Com linha lógica semelhante à do período, 2019 tem sido um ano de desgastes políticos que caminham, lenta ou rapidamente, a possibilitar que o autoritarismo se instale novamente, com tons ditatoriais e uma pitada de lawfare. Por mais que muitas características sejam dissonantes entre os períodos históricos, a intenção pode ser classificada como semelhante ou a mesma: instauração do neoliberalismo e do neocolonialismo a todo custo. Podemos dizer que estamos rumo a uma Condor 2.0 – se esta já não foi iniciada.

Revista Badaró acredita que um novo processo eleitoral com presença de observadores internacionais – tal qual proposto pelo governo destituído – seria a saída para as acusações de fraude; repudia os acontecimentos recentes contra a institucionalidade na Bolívia; e, pelos motivos listados ao longo do texto, considera o afastamento de Morales e de García Linera não uma mera renúncia, mas um golpe, que visa frear e dar marcha-ré ao processo de desenvolvimento do país que mais cresce economicamente na América do Sul.

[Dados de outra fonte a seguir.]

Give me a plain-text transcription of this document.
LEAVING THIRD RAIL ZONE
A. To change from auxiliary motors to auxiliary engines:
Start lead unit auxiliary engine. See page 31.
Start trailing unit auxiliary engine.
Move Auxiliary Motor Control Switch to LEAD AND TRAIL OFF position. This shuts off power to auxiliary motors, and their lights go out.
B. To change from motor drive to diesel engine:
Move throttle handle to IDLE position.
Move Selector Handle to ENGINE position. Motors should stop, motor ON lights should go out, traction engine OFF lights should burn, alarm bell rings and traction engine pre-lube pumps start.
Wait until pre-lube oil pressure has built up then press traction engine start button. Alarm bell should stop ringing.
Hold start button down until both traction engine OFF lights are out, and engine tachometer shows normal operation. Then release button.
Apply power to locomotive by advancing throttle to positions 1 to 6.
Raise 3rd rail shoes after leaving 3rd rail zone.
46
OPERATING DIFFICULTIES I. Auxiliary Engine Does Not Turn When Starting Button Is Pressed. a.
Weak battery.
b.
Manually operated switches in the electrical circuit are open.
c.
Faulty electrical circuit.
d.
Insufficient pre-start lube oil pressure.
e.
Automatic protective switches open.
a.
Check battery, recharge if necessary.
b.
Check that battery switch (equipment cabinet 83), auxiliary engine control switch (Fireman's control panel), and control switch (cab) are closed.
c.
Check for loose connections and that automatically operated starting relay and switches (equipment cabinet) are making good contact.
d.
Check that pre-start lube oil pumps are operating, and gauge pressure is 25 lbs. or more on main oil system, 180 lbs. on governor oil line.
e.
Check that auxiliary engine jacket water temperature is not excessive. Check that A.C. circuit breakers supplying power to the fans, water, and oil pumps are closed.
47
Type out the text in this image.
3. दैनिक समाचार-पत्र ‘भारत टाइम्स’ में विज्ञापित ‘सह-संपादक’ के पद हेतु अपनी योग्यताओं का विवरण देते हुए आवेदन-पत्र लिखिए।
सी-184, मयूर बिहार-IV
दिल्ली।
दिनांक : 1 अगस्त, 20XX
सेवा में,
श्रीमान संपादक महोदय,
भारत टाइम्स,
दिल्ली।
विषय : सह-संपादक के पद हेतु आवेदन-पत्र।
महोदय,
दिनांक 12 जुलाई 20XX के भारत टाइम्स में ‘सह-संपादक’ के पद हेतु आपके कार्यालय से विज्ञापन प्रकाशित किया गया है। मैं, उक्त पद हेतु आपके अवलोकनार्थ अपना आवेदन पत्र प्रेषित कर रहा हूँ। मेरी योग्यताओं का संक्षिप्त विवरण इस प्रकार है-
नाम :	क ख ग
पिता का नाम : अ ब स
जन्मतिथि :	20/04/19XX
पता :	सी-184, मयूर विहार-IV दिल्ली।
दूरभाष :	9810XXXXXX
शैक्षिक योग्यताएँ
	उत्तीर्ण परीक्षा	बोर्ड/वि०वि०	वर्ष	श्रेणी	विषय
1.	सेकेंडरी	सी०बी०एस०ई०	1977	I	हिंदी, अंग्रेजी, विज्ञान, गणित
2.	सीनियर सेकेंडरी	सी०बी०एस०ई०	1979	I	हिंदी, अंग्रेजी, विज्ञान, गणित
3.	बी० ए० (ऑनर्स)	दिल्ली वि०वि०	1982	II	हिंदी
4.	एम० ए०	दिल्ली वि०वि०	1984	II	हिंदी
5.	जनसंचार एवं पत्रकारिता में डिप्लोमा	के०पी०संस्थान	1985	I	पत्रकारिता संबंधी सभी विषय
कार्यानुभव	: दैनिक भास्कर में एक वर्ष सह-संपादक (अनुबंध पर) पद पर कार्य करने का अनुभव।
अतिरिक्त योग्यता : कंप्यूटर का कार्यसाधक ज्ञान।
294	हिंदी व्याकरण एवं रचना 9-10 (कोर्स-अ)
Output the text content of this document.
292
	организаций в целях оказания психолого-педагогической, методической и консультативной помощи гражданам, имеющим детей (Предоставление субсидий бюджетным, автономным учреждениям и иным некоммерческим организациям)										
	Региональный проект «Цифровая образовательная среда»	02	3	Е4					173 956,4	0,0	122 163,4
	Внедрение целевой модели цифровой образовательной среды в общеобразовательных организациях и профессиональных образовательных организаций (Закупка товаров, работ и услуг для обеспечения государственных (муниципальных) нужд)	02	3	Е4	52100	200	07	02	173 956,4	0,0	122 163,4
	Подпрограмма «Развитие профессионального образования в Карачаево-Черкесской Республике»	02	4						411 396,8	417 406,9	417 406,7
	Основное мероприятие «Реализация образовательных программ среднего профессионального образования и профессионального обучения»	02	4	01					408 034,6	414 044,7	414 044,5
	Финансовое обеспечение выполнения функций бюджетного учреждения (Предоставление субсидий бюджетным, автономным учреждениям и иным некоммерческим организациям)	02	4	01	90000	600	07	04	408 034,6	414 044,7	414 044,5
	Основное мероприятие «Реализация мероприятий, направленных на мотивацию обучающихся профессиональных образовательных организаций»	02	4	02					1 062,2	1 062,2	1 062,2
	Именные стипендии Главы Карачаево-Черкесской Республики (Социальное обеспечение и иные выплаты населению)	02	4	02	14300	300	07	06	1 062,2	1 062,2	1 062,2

No que tange à conjuntura atual, a Badaró se posiciona contra as políticas neoliberais instituídas pelos governos de direita e de extrema-direita latino-americanos – responsáveis pela retirada de direitos trabalhistas e pela precarização do trabalho, cujo intuito é maximizar o lucro de grandes empresários, conglomerados industriais e bancos. A Revista também repudia o discurso ultraconservador, intolerante e extremista-religioso advindo de líderes políticos que visam barrar direitos sociais de trabalhadores, mulheres, pessoas negras, etnias indígenas, a comunidade LGBTQI+ e respaldar o discurso de ódio que legitima o ataque a tais grupos.

Defendemos a soberania política, econômica e cultural da América Latina, bem como apoiamos líderes políticos que visem resguardá-la. Por fim, respeitamos o direito civil existente nas regras do jogo democrático, no qual os representantes políticos eleitos com a maioria dos votos possuam o direito de cumprir seu mandato salvaguardado  e respeitem a Constituição de seus respectivos países.